Wendt separated these latter two subgenera based on morphological characters. However, this division was later rejected by the same author (Wendt, pers. comm. 1989).
Marques joined the two subgenera because both have a carinated, trilobed posterior petal, a thick style, and an apically-free staminal sheath. Although the first two characters are constant in the species for these two groups, most of species of subg. Pterocarya have auriculate styles.
The decision to put the two subgenera together was primarily based on the morphological study of the Brazilian species. For example, the author also characterized subg. Monnina as having only free posterior sepals; however, 10 Ecuadorian species and 23 Peruvian species (Ferreyra 1946, 1953) have these sepals connate.
This author divided the genus based on a morphological and anatomical cladistic analysis using 15 out of the ca. 180 species of Monnina. According to her strict consensus tree, the subg. Monnina comes in a different clade than the other subgenera (12% of bootstrap suppport), subg. Pterocarya comes in a different clade from the last subgenus (13% of bootstrap support), and subg. Monninopsis comes together with Polygala and other genera (12% of bootstrap support).

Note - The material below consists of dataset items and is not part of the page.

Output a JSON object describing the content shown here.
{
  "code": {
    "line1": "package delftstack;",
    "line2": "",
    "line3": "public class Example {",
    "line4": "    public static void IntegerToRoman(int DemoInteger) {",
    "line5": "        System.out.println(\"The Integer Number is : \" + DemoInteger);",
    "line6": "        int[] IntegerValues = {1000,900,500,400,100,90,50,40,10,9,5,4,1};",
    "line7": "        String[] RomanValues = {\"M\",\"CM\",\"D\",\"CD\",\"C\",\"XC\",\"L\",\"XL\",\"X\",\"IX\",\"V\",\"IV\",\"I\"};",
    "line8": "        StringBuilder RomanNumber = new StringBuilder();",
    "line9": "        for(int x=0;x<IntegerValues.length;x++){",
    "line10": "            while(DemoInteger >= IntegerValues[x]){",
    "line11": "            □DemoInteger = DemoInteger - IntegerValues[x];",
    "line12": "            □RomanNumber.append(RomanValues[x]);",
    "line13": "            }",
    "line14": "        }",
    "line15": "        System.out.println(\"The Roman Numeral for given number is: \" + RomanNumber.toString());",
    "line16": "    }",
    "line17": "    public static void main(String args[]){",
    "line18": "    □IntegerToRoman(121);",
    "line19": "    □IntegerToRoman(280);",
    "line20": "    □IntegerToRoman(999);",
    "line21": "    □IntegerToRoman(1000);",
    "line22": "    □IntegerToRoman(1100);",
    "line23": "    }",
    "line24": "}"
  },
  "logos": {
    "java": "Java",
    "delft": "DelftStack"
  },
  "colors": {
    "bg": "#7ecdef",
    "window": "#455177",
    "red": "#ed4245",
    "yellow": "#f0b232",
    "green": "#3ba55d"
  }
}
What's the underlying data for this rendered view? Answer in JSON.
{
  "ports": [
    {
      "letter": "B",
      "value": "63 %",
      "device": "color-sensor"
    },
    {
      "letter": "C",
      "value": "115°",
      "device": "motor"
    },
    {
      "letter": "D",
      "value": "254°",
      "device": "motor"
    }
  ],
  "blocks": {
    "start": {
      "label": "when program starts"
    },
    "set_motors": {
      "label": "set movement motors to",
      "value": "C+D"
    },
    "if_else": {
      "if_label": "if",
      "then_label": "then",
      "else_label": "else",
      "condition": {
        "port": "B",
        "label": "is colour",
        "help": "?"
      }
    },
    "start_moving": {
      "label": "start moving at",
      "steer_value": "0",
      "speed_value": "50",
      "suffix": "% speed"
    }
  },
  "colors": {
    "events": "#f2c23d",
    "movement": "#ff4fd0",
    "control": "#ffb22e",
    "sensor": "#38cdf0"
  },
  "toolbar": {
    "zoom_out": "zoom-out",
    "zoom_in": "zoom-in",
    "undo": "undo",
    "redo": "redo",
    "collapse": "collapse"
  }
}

More species should have been studied, especially for coding the characters. For example, although most of the species of subg. Pterocarya are herbaceous plants, Monnina martiana is a shrubby plant of up to 4 m high (Freire-Fierro 1992). Or, while most species of subgenus Pterocarya and subgenus Monnina have an apically free staminal sheath, in some species it is partially connate. Although most of species of subg. Monnina have drupes, the Ecuadorian Monnina sodiroana has samaroid fruits (Freire-Fierro 1989), from subg. Pterocarya while most of species have samaroid fruits, Monnina leptostachya, M. exalata and M. oblongifolia (Freire-Fierro 1992) have true drupes, or from subg. Monninopsis, while Monnina insignis has samaroid fruits, Monnina malmeana has drupes (Freire-Fierro 1992). This character is of crucial importance since it was the only morphological character that separated the three subgenera in the cladistic analysis.